I have a brilliant dress reserved for me, I managed to go in for a look, but I didnt have cash on me...I never thought!
Its well worth a look in even if you dont think you need something.....you might come away with a piece or two :Grin:

----------


## annemarie482

what kind of items do you have? is it occassion wear, bridesmaid etc or just good quality wear?

----------


## Dadie

There was wedding dresses, prom/bridesmaid dresses, going out wear, good quality wear, undies, jackets, woolies, shoes and boots when I was in before Christmas.
It might be worth knowing before you go it was cash only..no card reader!
But I have been in to Wick a few(lots) times since....and havent found the shop open at all...
And I have a dress put aside for me...........
So dont make a special trip through....It wasnt open on tue and thurs mornings this week (I mean I looked and tried the door before mother and toddlers at 10am and again at 1145 when I left toddlers)anyway or the sat before (tried at 1130.. and again at 2pm)....
So anyone with a clue about the opening times????/
There is a Fb page..{Posh and vintage Wick} should get it up if you want to see the photos of the kind of things in the shop!

----------


## Beat Bug

Does anyone know if this shop is ever open?
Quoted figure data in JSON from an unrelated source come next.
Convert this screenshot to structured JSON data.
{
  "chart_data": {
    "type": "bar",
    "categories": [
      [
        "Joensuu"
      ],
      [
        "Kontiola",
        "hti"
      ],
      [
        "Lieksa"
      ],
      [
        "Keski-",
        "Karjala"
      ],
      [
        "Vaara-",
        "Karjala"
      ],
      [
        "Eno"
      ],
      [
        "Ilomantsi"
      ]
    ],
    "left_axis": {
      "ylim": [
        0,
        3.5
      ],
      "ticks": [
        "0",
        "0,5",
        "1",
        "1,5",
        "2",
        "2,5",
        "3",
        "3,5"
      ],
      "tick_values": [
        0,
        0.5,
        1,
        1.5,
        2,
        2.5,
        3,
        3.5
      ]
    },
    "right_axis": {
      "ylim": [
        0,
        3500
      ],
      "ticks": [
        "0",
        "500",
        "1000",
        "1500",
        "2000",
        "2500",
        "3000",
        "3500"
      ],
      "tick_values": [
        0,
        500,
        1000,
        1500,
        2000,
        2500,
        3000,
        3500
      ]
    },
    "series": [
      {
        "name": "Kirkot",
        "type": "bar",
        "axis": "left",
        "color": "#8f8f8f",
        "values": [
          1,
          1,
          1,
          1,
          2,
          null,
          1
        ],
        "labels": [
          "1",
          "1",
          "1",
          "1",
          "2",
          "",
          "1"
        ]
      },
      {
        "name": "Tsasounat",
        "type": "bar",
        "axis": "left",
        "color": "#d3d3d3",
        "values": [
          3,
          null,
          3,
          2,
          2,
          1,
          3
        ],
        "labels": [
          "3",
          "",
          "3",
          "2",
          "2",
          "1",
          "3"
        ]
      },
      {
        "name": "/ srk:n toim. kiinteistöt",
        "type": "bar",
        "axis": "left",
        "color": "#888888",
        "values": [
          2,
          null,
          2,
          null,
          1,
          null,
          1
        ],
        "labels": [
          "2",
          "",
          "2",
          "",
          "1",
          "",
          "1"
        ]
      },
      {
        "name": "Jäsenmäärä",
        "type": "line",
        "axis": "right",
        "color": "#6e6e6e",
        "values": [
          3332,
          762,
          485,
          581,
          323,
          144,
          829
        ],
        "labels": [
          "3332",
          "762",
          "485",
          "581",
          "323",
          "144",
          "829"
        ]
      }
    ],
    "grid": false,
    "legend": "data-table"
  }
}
I've called several times, but it's always closed, and looks abandoned!

----------


## Dadie

It seems to have been a one day wonder!
I keep going past in hope that it will be open...
And I phoned the no on the fb page...it isnt switched on either!

----------


## fallen_angel

There's a notice in the window, something about the shop being closed but they will still have a stall at the market.

----------


## Dadie

That was for only one Saturday...if I mind right the 31st Dec!
No stall at the market last sat or today.

----------